BP withdraws objection against Ørsted's offshore wind project

A conflict among the two corporate majors regarding 2.6GW offshore wind project Hornsea 4 has been laid to rest.
Photo: Ørsted
Photo: Ørsted
by marketwire, translated by kristoffer grønbæk

Ørsted and BP have reached a solution regarding their disagreements in relation to the development of Ørsted’s Hornsea 4 wind farm. BP has previously filed protests against the project, arguing that it hinders BP’s plans to store CO2 under the seabed in the same area.

With the agreement, the British oil firm withdraws its objection to Ørsted’s Hornsea 4 project, writes Bloomberg News with reference to documents put forth by UK authorities.

”Ørsted and BP confirm that a commercial agreement has been made. On this background, Ørsted and BP agree that no demands prevail to protection stipulations under the Hornsea 4 development consent order to the benefit of BP or any other involved party in Northern Endurance Project,” reads the document filed to UK authorities.

The exact details of the commercial agreement are not disclosed.

”BP has no remaining objections to the Hornsea 4 application and agrees to withdraw all previous representations in relation to the Hornsea 4 development consent order application.”

The conflict between Ørsted and BP stems from efforts from both companies to launch seabed projects in the same region. Ørsted aims to install a wind farm on the seabed, whereas BP plans to store carbon underneath it.

According to documents that Ørsted filed to UK authorities last year, BP attempted to ”force through” that Ørsted would not be allowed to install offshore wind turbines in areas where the two projects overlap.

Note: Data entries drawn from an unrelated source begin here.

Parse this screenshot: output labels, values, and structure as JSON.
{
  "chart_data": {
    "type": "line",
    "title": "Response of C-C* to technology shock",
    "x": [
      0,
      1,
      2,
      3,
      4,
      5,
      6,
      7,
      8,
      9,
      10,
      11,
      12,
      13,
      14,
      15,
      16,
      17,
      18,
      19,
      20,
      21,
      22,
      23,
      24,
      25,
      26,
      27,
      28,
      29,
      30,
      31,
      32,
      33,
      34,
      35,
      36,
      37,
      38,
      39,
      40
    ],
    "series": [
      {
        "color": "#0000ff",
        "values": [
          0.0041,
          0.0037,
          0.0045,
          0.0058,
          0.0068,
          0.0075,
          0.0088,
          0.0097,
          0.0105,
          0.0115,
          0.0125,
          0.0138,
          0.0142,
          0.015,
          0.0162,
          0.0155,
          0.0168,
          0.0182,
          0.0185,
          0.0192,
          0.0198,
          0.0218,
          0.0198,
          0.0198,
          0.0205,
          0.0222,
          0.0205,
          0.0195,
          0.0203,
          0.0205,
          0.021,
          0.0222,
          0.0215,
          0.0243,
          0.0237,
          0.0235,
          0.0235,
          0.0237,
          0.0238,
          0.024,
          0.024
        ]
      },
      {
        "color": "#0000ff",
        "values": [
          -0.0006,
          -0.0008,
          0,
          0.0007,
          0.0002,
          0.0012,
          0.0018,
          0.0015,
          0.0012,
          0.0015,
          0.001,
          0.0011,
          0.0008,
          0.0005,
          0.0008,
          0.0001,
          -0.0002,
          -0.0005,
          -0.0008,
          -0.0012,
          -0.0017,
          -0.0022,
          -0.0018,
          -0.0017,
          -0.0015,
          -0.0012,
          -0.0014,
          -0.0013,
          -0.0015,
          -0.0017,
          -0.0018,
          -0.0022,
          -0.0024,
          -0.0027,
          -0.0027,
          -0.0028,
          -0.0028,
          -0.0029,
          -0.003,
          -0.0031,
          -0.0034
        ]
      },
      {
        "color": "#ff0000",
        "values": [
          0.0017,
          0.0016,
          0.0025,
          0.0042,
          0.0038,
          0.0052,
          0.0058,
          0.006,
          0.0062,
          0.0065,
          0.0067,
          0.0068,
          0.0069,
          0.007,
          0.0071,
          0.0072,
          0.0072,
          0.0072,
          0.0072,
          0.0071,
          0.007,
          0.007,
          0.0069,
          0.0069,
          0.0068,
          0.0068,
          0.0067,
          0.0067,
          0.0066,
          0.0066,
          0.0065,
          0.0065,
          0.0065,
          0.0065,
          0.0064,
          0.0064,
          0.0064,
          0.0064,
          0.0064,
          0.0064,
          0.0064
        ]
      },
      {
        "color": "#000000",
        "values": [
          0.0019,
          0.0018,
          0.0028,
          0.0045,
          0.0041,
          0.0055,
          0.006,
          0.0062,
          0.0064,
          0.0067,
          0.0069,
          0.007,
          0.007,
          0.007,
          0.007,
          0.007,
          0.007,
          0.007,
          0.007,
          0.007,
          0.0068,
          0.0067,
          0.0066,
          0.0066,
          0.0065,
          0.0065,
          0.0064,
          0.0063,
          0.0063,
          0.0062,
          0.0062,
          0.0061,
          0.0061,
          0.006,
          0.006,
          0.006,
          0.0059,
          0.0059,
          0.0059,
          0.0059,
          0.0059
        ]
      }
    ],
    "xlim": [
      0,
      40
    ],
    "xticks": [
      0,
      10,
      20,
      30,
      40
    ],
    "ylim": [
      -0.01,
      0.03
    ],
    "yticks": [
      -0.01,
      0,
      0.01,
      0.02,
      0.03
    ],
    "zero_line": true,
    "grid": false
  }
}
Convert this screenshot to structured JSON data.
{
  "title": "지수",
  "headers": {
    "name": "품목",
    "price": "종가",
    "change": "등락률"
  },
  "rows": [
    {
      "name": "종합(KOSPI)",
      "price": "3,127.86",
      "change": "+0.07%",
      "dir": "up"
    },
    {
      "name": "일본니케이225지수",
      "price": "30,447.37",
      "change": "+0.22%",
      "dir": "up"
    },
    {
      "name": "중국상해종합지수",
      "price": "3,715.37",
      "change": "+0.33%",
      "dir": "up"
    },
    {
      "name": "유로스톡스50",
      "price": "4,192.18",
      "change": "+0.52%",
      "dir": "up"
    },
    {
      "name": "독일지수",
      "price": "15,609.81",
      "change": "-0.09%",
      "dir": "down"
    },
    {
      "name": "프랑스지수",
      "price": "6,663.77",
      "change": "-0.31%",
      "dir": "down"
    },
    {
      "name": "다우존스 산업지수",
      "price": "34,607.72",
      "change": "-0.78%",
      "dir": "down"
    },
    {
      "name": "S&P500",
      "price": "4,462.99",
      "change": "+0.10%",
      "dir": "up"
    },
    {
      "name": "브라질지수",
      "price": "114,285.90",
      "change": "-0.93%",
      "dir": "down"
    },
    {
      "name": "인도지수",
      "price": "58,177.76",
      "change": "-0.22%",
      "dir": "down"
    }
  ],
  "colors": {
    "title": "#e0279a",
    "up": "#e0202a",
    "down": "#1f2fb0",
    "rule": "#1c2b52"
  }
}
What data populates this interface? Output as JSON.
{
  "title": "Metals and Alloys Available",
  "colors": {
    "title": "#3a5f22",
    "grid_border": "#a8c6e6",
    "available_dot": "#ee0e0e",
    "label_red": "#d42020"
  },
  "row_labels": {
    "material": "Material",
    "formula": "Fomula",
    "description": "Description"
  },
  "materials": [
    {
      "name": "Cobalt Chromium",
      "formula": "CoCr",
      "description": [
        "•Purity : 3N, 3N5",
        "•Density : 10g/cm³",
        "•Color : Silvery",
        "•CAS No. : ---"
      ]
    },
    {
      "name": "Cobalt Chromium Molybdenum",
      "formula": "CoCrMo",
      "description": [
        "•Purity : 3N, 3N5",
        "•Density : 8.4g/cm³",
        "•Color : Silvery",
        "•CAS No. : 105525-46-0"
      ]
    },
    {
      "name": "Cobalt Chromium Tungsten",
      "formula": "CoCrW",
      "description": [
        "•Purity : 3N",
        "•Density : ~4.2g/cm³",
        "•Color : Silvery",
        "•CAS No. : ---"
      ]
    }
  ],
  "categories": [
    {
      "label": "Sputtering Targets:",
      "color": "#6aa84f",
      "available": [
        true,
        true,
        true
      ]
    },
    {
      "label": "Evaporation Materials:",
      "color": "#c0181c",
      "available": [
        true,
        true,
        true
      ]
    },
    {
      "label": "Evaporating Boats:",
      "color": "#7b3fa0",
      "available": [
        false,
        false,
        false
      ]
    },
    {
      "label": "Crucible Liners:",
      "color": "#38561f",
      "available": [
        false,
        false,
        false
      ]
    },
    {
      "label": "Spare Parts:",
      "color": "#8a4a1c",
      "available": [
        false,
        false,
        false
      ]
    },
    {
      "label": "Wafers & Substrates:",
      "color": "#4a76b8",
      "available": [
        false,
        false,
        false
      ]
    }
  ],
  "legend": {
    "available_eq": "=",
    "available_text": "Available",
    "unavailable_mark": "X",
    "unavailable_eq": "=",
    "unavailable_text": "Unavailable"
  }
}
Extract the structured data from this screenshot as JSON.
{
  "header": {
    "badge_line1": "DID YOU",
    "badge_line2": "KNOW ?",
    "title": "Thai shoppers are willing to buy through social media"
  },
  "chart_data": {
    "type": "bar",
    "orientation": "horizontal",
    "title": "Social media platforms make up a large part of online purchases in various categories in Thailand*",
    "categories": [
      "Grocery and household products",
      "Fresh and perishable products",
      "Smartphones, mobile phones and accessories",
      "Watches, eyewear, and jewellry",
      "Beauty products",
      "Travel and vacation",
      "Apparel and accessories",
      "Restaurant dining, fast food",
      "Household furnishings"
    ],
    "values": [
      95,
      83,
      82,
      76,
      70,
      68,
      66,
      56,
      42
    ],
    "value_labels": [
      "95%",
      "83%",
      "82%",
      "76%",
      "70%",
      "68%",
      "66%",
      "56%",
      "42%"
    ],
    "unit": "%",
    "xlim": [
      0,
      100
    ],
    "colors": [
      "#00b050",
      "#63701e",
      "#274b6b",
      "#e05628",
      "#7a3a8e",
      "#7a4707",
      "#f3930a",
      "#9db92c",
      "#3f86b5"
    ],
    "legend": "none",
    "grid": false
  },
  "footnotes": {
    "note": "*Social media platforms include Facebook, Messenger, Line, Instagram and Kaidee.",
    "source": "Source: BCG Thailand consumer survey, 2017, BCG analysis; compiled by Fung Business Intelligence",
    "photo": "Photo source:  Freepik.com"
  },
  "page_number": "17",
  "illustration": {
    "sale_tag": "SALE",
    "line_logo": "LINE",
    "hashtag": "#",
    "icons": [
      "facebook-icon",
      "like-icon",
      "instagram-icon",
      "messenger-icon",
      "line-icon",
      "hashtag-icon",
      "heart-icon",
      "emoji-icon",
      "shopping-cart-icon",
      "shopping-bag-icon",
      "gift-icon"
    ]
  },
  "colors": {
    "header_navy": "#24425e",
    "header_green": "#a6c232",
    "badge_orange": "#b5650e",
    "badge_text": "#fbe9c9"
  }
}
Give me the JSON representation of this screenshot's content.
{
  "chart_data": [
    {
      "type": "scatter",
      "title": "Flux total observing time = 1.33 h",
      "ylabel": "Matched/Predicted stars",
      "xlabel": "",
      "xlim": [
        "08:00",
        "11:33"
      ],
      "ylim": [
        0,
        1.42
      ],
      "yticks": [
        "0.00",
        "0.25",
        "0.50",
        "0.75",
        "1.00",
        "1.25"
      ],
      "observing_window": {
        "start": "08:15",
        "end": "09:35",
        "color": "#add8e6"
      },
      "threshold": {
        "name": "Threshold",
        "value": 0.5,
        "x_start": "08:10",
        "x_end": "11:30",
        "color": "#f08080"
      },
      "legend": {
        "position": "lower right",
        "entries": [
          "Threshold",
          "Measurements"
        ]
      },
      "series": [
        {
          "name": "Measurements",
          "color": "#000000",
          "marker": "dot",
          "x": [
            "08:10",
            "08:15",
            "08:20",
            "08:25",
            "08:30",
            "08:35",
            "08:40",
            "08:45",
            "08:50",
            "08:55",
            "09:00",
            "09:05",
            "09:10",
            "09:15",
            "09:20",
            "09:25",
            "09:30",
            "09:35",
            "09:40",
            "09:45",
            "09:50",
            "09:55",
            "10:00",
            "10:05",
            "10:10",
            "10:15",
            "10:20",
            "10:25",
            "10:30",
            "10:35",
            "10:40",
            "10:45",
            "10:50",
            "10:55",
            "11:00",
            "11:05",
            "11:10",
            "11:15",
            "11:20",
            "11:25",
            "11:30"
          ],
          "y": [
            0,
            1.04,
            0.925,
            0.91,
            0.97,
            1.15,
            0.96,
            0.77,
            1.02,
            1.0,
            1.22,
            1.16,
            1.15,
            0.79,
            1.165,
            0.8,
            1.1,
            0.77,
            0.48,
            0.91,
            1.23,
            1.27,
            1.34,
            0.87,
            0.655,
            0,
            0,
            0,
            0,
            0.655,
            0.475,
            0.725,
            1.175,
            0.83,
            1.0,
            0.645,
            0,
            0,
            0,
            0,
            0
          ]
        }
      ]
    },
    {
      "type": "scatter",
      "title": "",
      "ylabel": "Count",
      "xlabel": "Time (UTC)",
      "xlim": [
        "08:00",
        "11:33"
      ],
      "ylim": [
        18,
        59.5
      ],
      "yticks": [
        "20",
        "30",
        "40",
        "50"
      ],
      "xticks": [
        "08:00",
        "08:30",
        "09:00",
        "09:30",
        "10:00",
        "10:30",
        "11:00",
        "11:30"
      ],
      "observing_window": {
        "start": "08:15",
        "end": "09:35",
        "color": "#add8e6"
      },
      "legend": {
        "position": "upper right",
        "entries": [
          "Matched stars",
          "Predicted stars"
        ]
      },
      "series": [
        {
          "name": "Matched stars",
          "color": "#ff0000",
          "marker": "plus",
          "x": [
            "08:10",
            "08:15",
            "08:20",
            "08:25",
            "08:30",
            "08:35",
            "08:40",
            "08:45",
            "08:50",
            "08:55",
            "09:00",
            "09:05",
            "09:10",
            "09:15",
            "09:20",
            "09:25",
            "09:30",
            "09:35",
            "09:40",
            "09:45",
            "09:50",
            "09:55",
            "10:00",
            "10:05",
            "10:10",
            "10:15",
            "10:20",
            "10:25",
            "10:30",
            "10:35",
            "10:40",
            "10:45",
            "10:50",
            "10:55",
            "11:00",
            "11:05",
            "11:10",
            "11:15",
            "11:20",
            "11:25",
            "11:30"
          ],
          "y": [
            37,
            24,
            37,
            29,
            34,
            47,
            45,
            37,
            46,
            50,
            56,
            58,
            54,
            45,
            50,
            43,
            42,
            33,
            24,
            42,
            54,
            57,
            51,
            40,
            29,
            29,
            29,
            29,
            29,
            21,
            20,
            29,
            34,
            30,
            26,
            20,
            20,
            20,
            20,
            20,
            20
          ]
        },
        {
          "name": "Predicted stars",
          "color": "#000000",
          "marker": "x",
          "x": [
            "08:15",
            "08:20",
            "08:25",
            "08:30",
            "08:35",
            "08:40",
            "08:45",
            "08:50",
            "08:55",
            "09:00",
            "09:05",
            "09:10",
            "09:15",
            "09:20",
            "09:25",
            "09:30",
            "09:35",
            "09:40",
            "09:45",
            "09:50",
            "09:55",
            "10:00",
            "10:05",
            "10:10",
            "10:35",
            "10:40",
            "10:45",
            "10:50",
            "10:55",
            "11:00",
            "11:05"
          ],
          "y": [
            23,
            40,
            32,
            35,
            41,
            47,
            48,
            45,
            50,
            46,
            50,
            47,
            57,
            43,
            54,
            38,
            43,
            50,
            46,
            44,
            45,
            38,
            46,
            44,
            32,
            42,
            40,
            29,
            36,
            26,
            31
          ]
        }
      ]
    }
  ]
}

In relation thereto, BP claimed in a document filed to authorities in Planning Inspectorate in December 2021 that the two projects could not co-exist due to BP’s need to install wells, build infrastructure and ensure access to installations via helicopters.

Back then, the British oil firm stressed that its project could store 12 times as much CO2 as the power production from Ørsted’s project could create in reductions.

The intersection of the two projects represents 25 percent of the area that Ørsted has been granted, and it would have meant a 675MW capacity reduction if BP’s protests had been sustained. Hornsea 4’s planned capacity totals at 2.6GW.

According to Ørsted, a reduction of that size would probably have rendered the project non-competitive, just as it could have hindered Ørsted’s project in winning an auction on power sales at a fixed price to the UK government.